De tous les conflits dont j’étais sorti, la plupart du temps, vainqueur, je découvrais toujours une raison qui plaidait en ma faveur. Je ne faisais pas de mal à personne, car, si quelqu’un avait dû être malheureux à cause de moi, c’était à lui qu’en incombait la faute.Quant à moi, j’avais raison.
Je me connaissais beaucoup de qualités et très peu de défauts. Cependant, je fus amené à entreprendre un examen de conscience qui me fit découvrir que je m’étais toujours jugé moi-même avec beaucoup de générosité et de compréhension et que j’avais jugé mes semblables plus sévèrement. Mais cet examen de conscience prit une ampleur inexorable. Me souvenant des actes que j’avais commis par le passé, je les considérai de manière plus impartiale et plus juste.
J’avais bien reconnu que tous les gens sont semblables en tout point de vue et qu’ils avaient tous été créés comme une seule personne, qu’ils étaient exactement pareils. Il m’apparut alors clairement que j’étais moi-même jugé comme je les jugeais. Quelle que soit la manière dont j’aie considéré certains, ils me considéraient de la même façon et tous les épithètes que j’aie pu leur attribuer, ils me les ont attribués pareillement. Les gens me voyaient comme je les voyais et pensaient de moi ce je pensais d’eux.

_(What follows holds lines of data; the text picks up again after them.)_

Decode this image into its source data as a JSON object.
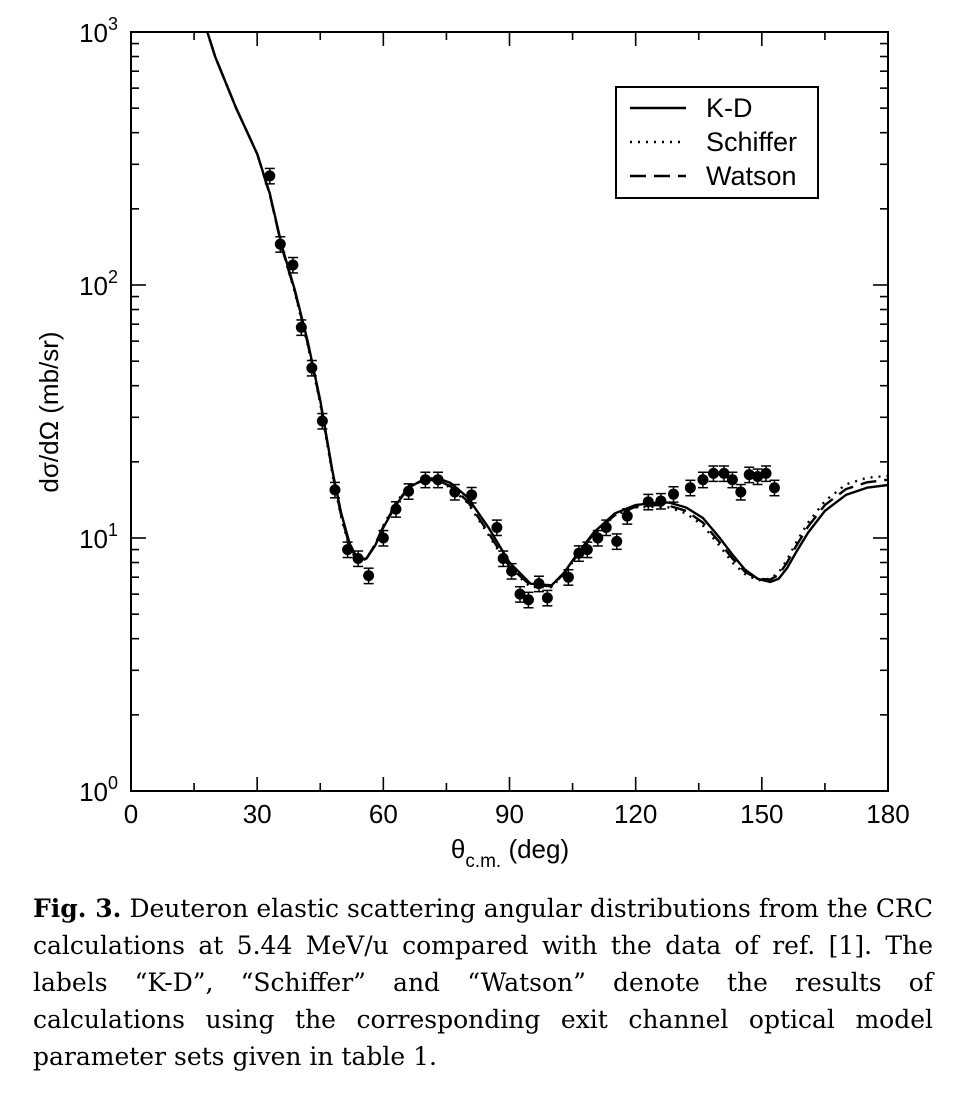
{
  "chart_data": {
    "type": "line",
    "title": "",
    "xlabel_main": "θ",
    "xlabel_sub": "c.m.",
    "xlabel_tail": " (deg)",
    "ylabel": "dσ/dΩ (mb/sr)",
    "xlim": [
      0,
      180
    ],
    "ylim": [
      1,
      1000
    ],
    "yscale": "log",
    "x_ticks": [
      0,
      30,
      60,
      90,
      120,
      150,
      180
    ],
    "y_ticks": [
      {
        "base": "10",
        "exp": "0"
      },
      {
        "base": "10",
        "exp": "1"
      },
      {
        "base": "10",
        "exp": "2"
      },
      {
        "base": "10",
        "exp": "3"
      }
    ],
    "grid": false,
    "legend_position": "top-right",
    "series": [
      {
        "name": "K-D",
        "style": "solid",
        "color": "#000000",
        "x": [
          17,
          20,
          25,
          30,
          33,
          36,
          39,
          42,
          45,
          48,
          50,
          52,
          54,
          56,
          58,
          60,
          63,
          66,
          70,
          73,
          76,
          80,
          85,
          90,
          95,
          100,
          103,
          106,
          110,
          115,
          120,
          125,
          128,
          132,
          136,
          140,
          143,
          146,
          149,
          152,
          154,
          156,
          158,
          161,
          165,
          170,
          175,
          180
        ],
        "y": [
          1150,
          800,
          500,
          330,
          230,
          140,
          95,
          60,
          35,
          18,
          12.5,
          9.5,
          8.2,
          8.3,
          9.3,
          11,
          13.5,
          15.8,
          17.2,
          17.2,
          16.5,
          14.5,
          11,
          8,
          6.6,
          6.5,
          7.3,
          8.6,
          10.5,
          12.5,
          13.5,
          13.8,
          13.8,
          13.2,
          12,
          10,
          8.6,
          7.5,
          6.9,
          6.7,
          6.9,
          7.6,
          8.7,
          10.5,
          12.8,
          14.8,
          15.8,
          16.2
        ]
      },
      {
        "name": "Schiffer",
        "style": "dotted",
        "color": "#000000",
        "x": [
          17,
          20,
          25,
          30,
          33,
          36,
          39,
          42,
          45,
          48,
          50,
          52,
          54,
          56,
          58,
          60,
          63,
          66,
          70,
          73,
          76,
          80,
          85,
          90,
          95,
          100,
          103,
          106,
          110,
          115,
          120,
          125,
          128,
          132,
          136,
          140,
          143,
          146,
          149,
          152,
          154,
          156,
          158,
          161,
          165,
          170,
          175,
          180
        ],
        "y": [
          1150,
          800,
          500,
          330,
          228,
          138,
          93,
          58,
          34,
          17.5,
          12,
          9.1,
          8.0,
          8.3,
          9.4,
          11.2,
          13.8,
          16.0,
          17.0,
          16.8,
          15.8,
          13.8,
          10.3,
          7.6,
          6.4,
          6.4,
          7.2,
          8.5,
          10.4,
          12.3,
          13.2,
          13.3,
          13.2,
          12.5,
          11.2,
          9.3,
          8.0,
          7.2,
          6.8,
          6.9,
          7.3,
          8.2,
          9.5,
          11.5,
          14.0,
          16.3,
          17.3,
          17.6
        ]
      },
      {
        "name": "Watson",
        "style": "dashed",
        "color": "#000000",
        "x": [
          17,
          20,
          25,
          30,
          33,
          36,
          39,
          42,
          45,
          48,
          50,
          52,
          54,
          56,
          58,
          60,
          63,
          66,
          70,
          73,
          76,
          80,
          85,
          90,
          95,
          100,
          103,
          106,
          110,
          115,
          120,
          125,
          128,
          132,
          136,
          140,
          143,
          146,
          149,
          152,
          154,
          156,
          158,
          161,
          165,
          170,
          175,
          180
        ],
        "y": [
          1150,
          800,
          500,
          330,
          228,
          138,
          94,
          59,
          34.5,
          17.8,
          12.2,
          9.3,
          8.1,
          8.3,
          9.4,
          11.1,
          13.6,
          15.9,
          17.0,
          16.9,
          16.0,
          14.0,
          10.5,
          7.7,
          6.5,
          6.45,
          7.25,
          8.5,
          10.4,
          12.3,
          13.3,
          13.5,
          13.4,
          12.8,
          11.5,
          9.6,
          8.3,
          7.35,
          6.9,
          6.85,
          7.15,
          8.0,
          9.2,
          11.1,
          13.5,
          15.6,
          16.6,
          17.0
        ]
      }
    ],
    "data_points": {
      "x": [
        33,
        35.5,
        38.5,
        40.5,
        43,
        45.5,
        48.5,
        51.5,
        54,
        56.5,
        60,
        63,
        66,
        70,
        73,
        77,
        81,
        87,
        88.5,
        90.5,
        92.5,
        94.5,
        97,
        99,
        104,
        106.5,
        108.5,
        111,
        113,
        115.5,
        118,
        123,
        126,
        129,
        133,
        136,
        138.5,
        141,
        143,
        145,
        147,
        149,
        151,
        153
      ],
      "y": [
        270,
        145,
        120,
        68,
        47,
        29,
        15.5,
        9.0,
        8.3,
        7.1,
        10,
        13,
        15.3,
        17,
        17,
        15.2,
        14.8,
        11,
        8.3,
        7.4,
        6,
        5.7,
        6.6,
        5.8,
        7.0,
        8.7,
        9.0,
        10,
        11,
        9.7,
        12.2,
        13.9,
        14,
        14.9,
        15.8,
        17,
        18,
        18,
        17,
        15.2,
        17.8,
        17.5,
        18,
        15.8
      ],
      "err_frac": 0.07
    }
  },
  "caption": {
    "label": "Fig. 3.",
    "text": " Deuteron elastic scattering angular distributions from the CRC calculations at 5.44 MeV/u compared with the data of ref. [1]. The labels “K-D”, “Schiffer” and “Watson” denote the results of calculations using the corresponding exit channel optical model parameter sets given in table 1."
  }
}
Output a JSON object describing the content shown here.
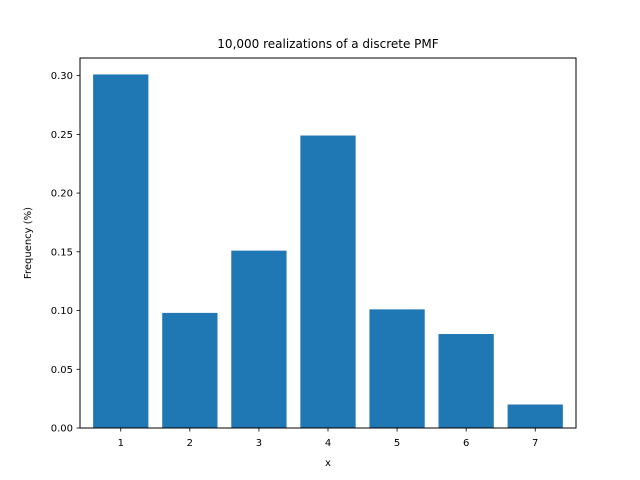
{
  "chart_data": {
    "type": "bar",
    "title": "10,000 realizations of a discrete PMF",
    "xlabel": "x",
    "ylabel": "Frequency (%)",
    "categories": [
      "1",
      "2",
      "3",
      "4",
      "5",
      "6",
      "7"
    ],
    "values": [
      0.301,
      0.098,
      0.151,
      0.249,
      0.101,
      0.08,
      0.02
    ],
    "ylim": [
      0,
      0.315
    ],
    "yticks": [
      0.0,
      0.05,
      0.1,
      0.15,
      0.2,
      0.25,
      0.3
    ],
    "ytick_labels": [
      "0.00",
      "0.05",
      "0.10",
      "0.15",
      "0.20",
      "0.25",
      "0.30"
    ],
    "grid": false,
    "bar_color": "#1f77b4"
  }
}
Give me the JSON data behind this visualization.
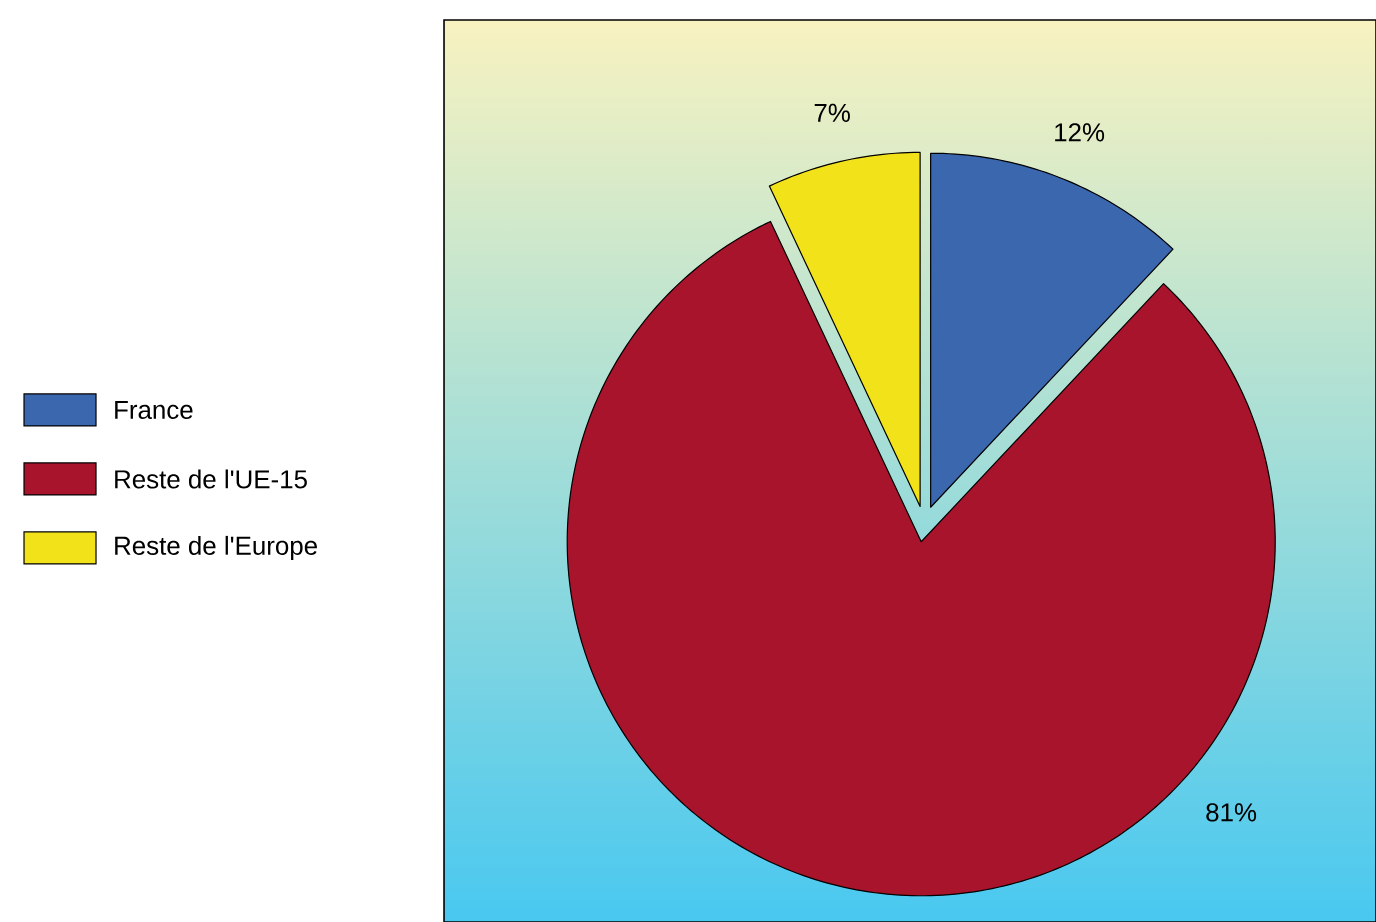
{
  "chart_data": {
    "type": "pie",
    "categories": [
      "France",
      "Reste de l'UE-15",
      "Reste de l'Europe"
    ],
    "values": [
      12,
      81,
      7
    ],
    "colors": [
      "#3a67ad",
      "#a8142c",
      "#f2e21a"
    ],
    "value_labels": [
      "12%",
      "81%",
      "7%"
    ],
    "legend": "left"
  }
}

Je me mesurai à présent à l’aune de mes semblables et je me décrivis alors comme je les décrivais moi-même. J’aurais pu être n’importe qui, tant ce qui s’applique à l’un peut s’appliquer à l’autre. Alors, je me jugeai comme l’aurait fait quelqu’un d’autre duquel je n’eus pu dire que ce que je disais de moi. Le résultat fut terrible. Je compris soudain pourquoi certains ne m’aimaient pas, au point de ne plus pouvoir m’aimer moi-même. Ma déception et mon chagrin furent si grands que mon âme sombra dans une tristesse et un désespoir infinis. J’eus l’impression de chuter lentement dans un profond abîme en me croyant mourir d’une mort qui me laissait indifférent.
Mais ma chute cessa soudainement et je me sentis remonter vers le haut avec douceur en même temps que ma conscience se réveillait. Au même moment, je ressentis un faible tiraillement dans ma poitrine, derrière le plexus solaire, presqu’un chatouillement, comme si une ligne lumineuse avait pénétré d’en haut dans ma tête et se terminait en crochet à la hauteur du sternum. J’étais semblable à un poisson que l’on remonterait du fond de l’océan. Je reconnus cette œuvre comme étant celle de Dieu et, éclatant d’un rire joyeux de contentement, je Lui dis :
– Toi, Seigneur !
Je ressentis un acquiescement muet dans mon âme qui acquiesça également.
– Toi, Seigneur ! Quand personne ne m’aime et que je ne m’aime plus moi-même, Toi, Tu m’aimes ! Toi seul en es capable !
De nouveau, le même acquiescement bénéfique se reproduisit.
– Oui Seigneur, Tu en es capable parce que Tu es tout-puissant.
Un dernier acquiescement me répondit avant de disparaître, en me rendant à la réalité que j’appréhendais de meilleure façon, maintenant.